No se había dado cuenta de lo hondo que se había hundido hasta que la chica se lo había indicado. Él era como unas arenas movedizas que arrastrarían hasta el fondo a cualquiera que tratara de ayudarlo. Bajo el cieno no se veía nada ni resultaba posible respirar. Se ahogaba y no de forma figurada. No conseguía el suficiente aire de verdad. Se recostó contra el duro cemento abriendo la boca de manera desmesurada, intentando que la mayor cantidad posible de oxígeno se introdujera en sus pulmones. Después vino el agudo dolor en el pecho y un segundo espasmo, más intenso que el anterior se dejó notar hasta el bíceps del brazo izquierdo. Con aquella mano se agarró el pectoral como si aquel vano gesto fuese a menguar un ápice su daño. Hizo un esfuerzo por alcanzar su teléfono portátil con la otra mano. Conocía los síntomas que sufría, estaba formado en primeros auxilios básicos: se trataba de un inminente ataque al corazón.
Irina, justo ahora
En lo más recóndito de su concurrido armario, escondido en una vieja caja de zapatos, detrás de unas mantas viejas, se ocultaba el objeto que estaba buscando. Lo había enterrado entre sus posesiones cuatro años atrás y se había olvidado del lugar exacto en el que se encontraba. Por allí, cerca. Había borrado de su mente la circunstancia que la había obligado a guardarla como si fuera el contrabando más preciado. Quitó la tapa de cartón y en su interior, en lugar de calzado pasado de moda, yacía una pistola que llenaba el contenedor con su negrura. Había pertenecido a Michel y ella la había obtenido, producto de una macabra herencia. Tan parecida a las que usaban en el servicio que un observador poco avispado o que no hubiera utilizado el arma reglamentaria de la policía, no notaría la diferencia entre ellas. El cargador aguardaba junto a la quitapenas. Tomó ambos objetos y los sopesó. Comprobó que había el máximo de balas, lo introdujo en la culata con un movimiento rápido y seco hasta que un sonido metálico le indicó que se encontraba acoplado a la pistola. Después accionó la corredera tirando hacía atrás de ella para introducir un proyectil en la recámara. Se deslizaba con una suavidad increíble, como si en el tiempo transcurrido la hubiera aceitado y limpiado a diario. No le había proporcionado aquellos cuidados, pero se trataba de un instrumento de precisión, preparado para las peores condiciones climatológicas y el cartón no había dejado pasar el polvo. A continuación, la ocultó a su espalda metiendo el cañón en la cinturilla de sus vaqueros y asegurándose de que el resto no sobresaliera de la ropa y quedara tapado por el borde de la camiseta y la cazadora.

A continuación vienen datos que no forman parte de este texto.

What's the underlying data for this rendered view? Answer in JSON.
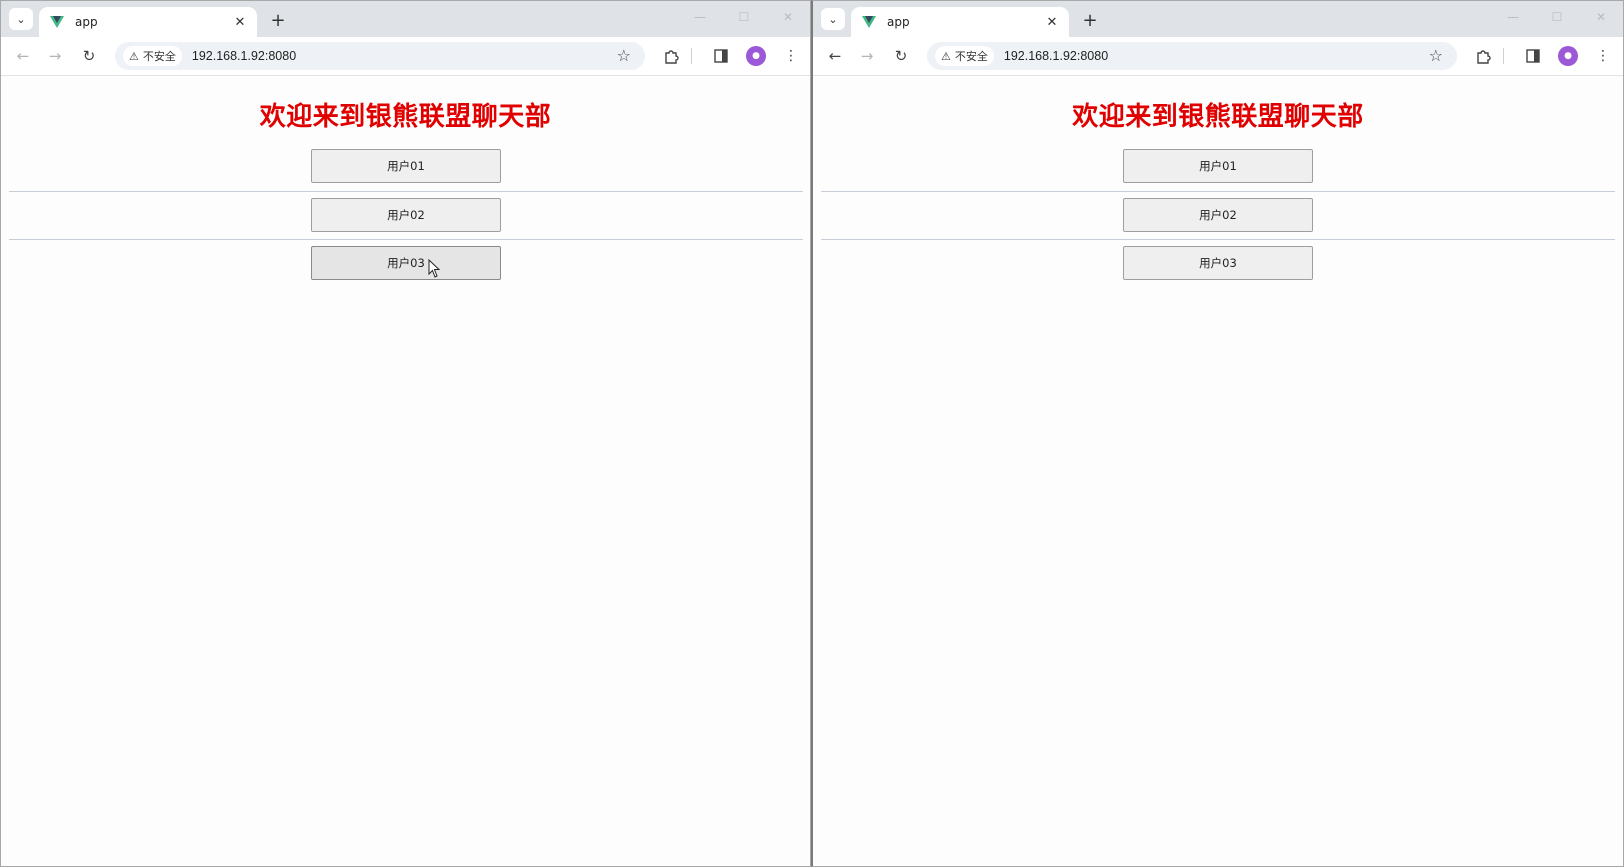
{
  "windows": [
    {
      "tab": {
        "title": "app",
        "close_glyph": "✕"
      },
      "toolbar": {
        "security_label": "不安全",
        "url": "192.168.1.92:8080"
      },
      "page": {
        "title": "欢迎来到银熊联盟聊天部",
        "users": [
          {
            "label": "用户01"
          },
          {
            "label": "用户02"
          },
          {
            "label": "用户03"
          }
        ]
      }
    },
    {
      "tab": {
        "title": "app",
        "close_glyph": "✕"
      },
      "toolbar": {
        "security_label": "不安全",
        "url": "192.168.1.92:8080"
      },
      "page": {
        "title": "欢迎来到银熊联盟聊天部",
        "users": [
          {
            "label": "用户01"
          },
          {
            "label": "用户02"
          },
          {
            "label": "用户03"
          }
        ]
      }
    }
  ],
  "icons": {
    "tab_menu": "chevron-down-icon",
    "favicon": "vue-logo-icon",
    "new_tab": "plus-icon",
    "back": "arrow-left-icon",
    "forward": "arrow-right-icon",
    "reload": "reload-icon",
    "warning": "warning-triangle-icon",
    "bookmark": "star-icon",
    "extensions": "puzzle-icon",
    "side_panel": "side-panel-icon",
    "profile": "avatar-icon",
    "menu": "kebab-menu-icon"
  },
  "colors": {
    "title": "#e00000",
    "favicon_green": "#41b883",
    "favicon_dark": "#34495e",
    "avatar": "#9b59d8"
  }
}
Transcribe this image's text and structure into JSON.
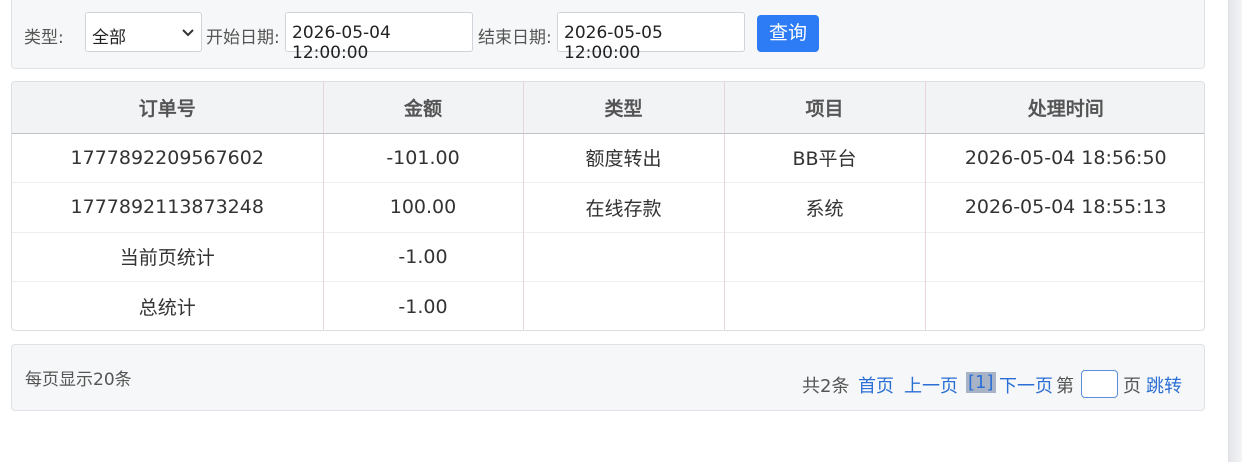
{
  "filter": {
    "type_label": "类型:",
    "type_value": "全部",
    "start_label": "开始日期:",
    "start_value": "2026-05-04 12:00:00",
    "end_label": "结束日期:",
    "end_value": "2026-05-05 12:00:00",
    "query_button": "查询"
  },
  "table": {
    "headers": [
      "订单号",
      "金额",
      "类型",
      "项目",
      "处理时间"
    ],
    "rows": [
      [
        "1777892209567602",
        "-101.00",
        "额度转出",
        "BB平台",
        "2026-05-04 18:56:50"
      ],
      [
        "1777892113873248",
        "100.00",
        "在线存款",
        "系统",
        "2026-05-04 18:55:13"
      ],
      [
        "当前页统计",
        "-1.00",
        "",
        "",
        ""
      ],
      [
        "总统计",
        "-1.00",
        "",
        "",
        ""
      ]
    ]
  },
  "pagination": {
    "per_page_text": "每页显示20条",
    "total_text": "共2条",
    "first": "首页",
    "prev": "上一页",
    "current": "[1]",
    "next": "下一页",
    "page_prefix": "第",
    "page_suffix": "页",
    "jump": "跳转"
  }
}
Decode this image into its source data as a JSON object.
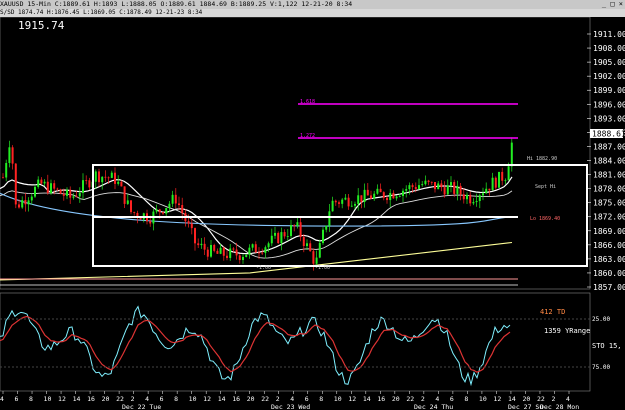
{
  "window": {
    "title": "XAUUSD 15-Min C:1889.61 H:1893 L:1888.05 O:1889.61 1884.69 B:1889.25 V:1,122 12-21-20 8:34",
    "controls": "_ □ ×",
    "info_line": "S/SD 1874.74 H:1876.45 L:1869.05 C:1878.49 12-21-23 8:34"
  },
  "price_panel": {
    "last_price_display": "1915.74",
    "current_price_tag": "1888.61",
    "y_ticks": [
      "1911.00",
      "1908.00",
      "1905.00",
      "1902.00",
      "1899.00",
      "1896.00",
      "1893.00",
      "1890.00",
      "1887.00",
      "1884.00",
      "1881.00",
      "1878.00",
      "1875.00",
      "1872.00",
      "1869.00",
      "1866.00",
      "1863.00",
      "1860.00",
      "1857.00"
    ],
    "levels": [
      {
        "label": "1.618",
        "price": 1895.0,
        "color": "#ff00ff"
      },
      {
        "label": "1.272",
        "price": 1888.0,
        "color": "#ff00ff"
      }
    ],
    "annotations": [
      {
        "label": "Hi 1882.90"
      },
      {
        "label": "Sept Hi"
      },
      {
        "label": "Lo 1869.40"
      },
      {
        "label": "-1.00"
      },
      {
        "label": "-1.00"
      }
    ]
  },
  "indicator_panel": {
    "name": "STO",
    "value_label": "STO 15,",
    "td_label": "412 TD",
    "yrange_label": "1359 YRange",
    "tick_25": "25.00",
    "tick_75": "75.00"
  },
  "x_axis": {
    "hour_ticks": [
      "4",
      "6",
      "8",
      "10",
      "12",
      "14",
      "16",
      "20",
      "22",
      "2",
      "4",
      "6",
      "8",
      "10",
      "12",
      "14",
      "16",
      "20",
      "22",
      "2",
      "4",
      "6",
      "8",
      "10",
      "12",
      "14",
      "16",
      "20",
      "22",
      "2",
      "4",
      "6",
      "8",
      "10",
      "12",
      "14",
      "20",
      "22",
      "2",
      "4"
    ],
    "date_labels": [
      "Dec 22 Tue",
      "Dec 23 Wed",
      "Dec 24 Thu",
      "Dec 27 Su",
      "Dec 28 Mon"
    ]
  },
  "colors": {
    "candle_up": "#22ee22",
    "candle_down": "#ff2222",
    "ma_white": "#ffffff",
    "ma_blue": "#88c8ff",
    "ma_yellow": "#ffff99",
    "sto_fast": "#7ff0ff",
    "sto_slow": "#dd3333",
    "fib": "#ff00ff"
  }
}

El arma era ilegal, portaba el doble de balas que el modelo equivalente permitido. Además poseía una útil característica: ninguna de sus piezas contaba con número de serie ni marca del fabricante de ningún tipo. A todos los efectos era tan oscura como el color del metal y del polímero que la formaban.

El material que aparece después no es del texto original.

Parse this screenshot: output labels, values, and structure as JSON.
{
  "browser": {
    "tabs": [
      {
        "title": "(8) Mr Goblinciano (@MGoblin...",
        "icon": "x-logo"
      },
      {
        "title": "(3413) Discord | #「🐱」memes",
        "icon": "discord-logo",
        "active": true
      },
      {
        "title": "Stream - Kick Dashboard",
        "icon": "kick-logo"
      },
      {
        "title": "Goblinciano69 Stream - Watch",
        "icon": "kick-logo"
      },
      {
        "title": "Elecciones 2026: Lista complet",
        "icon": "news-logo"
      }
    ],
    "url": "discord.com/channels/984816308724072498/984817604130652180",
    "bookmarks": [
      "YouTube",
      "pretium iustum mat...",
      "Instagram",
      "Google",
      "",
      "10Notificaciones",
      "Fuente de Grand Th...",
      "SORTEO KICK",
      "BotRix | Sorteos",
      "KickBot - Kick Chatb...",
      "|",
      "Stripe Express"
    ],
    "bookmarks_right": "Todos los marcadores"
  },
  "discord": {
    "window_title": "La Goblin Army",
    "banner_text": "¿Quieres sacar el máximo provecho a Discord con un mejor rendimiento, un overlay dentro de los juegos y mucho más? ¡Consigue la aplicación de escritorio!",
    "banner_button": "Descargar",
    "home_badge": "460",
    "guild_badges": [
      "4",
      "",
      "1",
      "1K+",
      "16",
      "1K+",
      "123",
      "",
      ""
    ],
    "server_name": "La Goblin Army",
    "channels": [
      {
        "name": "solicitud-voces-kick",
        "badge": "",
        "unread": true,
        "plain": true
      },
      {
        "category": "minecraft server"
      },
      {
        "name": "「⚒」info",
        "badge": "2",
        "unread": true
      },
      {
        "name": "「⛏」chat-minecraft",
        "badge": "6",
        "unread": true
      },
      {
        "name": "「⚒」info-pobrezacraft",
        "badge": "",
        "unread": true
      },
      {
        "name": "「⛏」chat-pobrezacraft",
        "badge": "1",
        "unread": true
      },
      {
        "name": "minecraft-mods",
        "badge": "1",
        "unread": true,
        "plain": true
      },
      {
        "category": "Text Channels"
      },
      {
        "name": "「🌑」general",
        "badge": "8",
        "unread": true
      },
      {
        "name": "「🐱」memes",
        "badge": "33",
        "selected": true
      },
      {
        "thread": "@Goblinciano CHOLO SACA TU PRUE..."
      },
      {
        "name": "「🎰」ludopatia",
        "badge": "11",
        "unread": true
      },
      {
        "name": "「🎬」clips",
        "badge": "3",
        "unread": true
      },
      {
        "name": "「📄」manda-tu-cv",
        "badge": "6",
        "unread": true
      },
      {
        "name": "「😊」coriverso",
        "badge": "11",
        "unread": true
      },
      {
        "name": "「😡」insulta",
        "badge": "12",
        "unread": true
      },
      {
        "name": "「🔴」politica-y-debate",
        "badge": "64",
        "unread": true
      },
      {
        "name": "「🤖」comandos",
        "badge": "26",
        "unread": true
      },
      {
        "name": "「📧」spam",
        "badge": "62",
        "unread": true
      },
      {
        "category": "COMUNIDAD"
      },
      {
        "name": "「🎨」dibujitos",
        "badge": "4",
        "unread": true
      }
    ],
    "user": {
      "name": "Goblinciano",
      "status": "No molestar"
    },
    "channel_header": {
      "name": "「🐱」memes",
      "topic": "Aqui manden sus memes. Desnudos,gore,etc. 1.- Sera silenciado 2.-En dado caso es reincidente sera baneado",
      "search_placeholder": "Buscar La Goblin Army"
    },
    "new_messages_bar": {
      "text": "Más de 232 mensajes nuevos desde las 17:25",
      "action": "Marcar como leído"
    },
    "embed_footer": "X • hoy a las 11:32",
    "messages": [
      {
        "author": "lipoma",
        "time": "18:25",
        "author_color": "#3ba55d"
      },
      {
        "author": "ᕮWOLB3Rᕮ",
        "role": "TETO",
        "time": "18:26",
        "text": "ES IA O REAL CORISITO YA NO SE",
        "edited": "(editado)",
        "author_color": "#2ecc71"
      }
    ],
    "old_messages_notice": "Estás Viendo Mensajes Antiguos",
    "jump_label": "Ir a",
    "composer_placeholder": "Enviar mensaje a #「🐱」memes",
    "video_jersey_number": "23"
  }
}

El frío tacto contra su piel, le provocó un ligero estremecimiento que subió a lo largo de la espalda para morir en la base del cuello. A una semana de su juicio, iba a salir a la calle con un arma opaca para el sistema, irrastreable, y se encontraba dispuesta a utilizarla si fuera necesario. Y era muy buena tiradora. Unas bonitas premisas para terminar el día en el calabozo, acusada de un cargo más grave que el anterior por el que ya la habían imputado. Quizá era hora de poner la escena patas arriba y observar por dónde asomaba la liebre. Sacudir un poco el avispero, a ver a quién picaban primero. No creía que por muy bueno que fuera su abogado, consiguiera librarla de los cargos sin que la expulsaran del cuerpo. Irina auguraba con una mueca de resignación una multa elevada para evitar la prisión aparte de ser licenciada con deshonra. Como mínimo.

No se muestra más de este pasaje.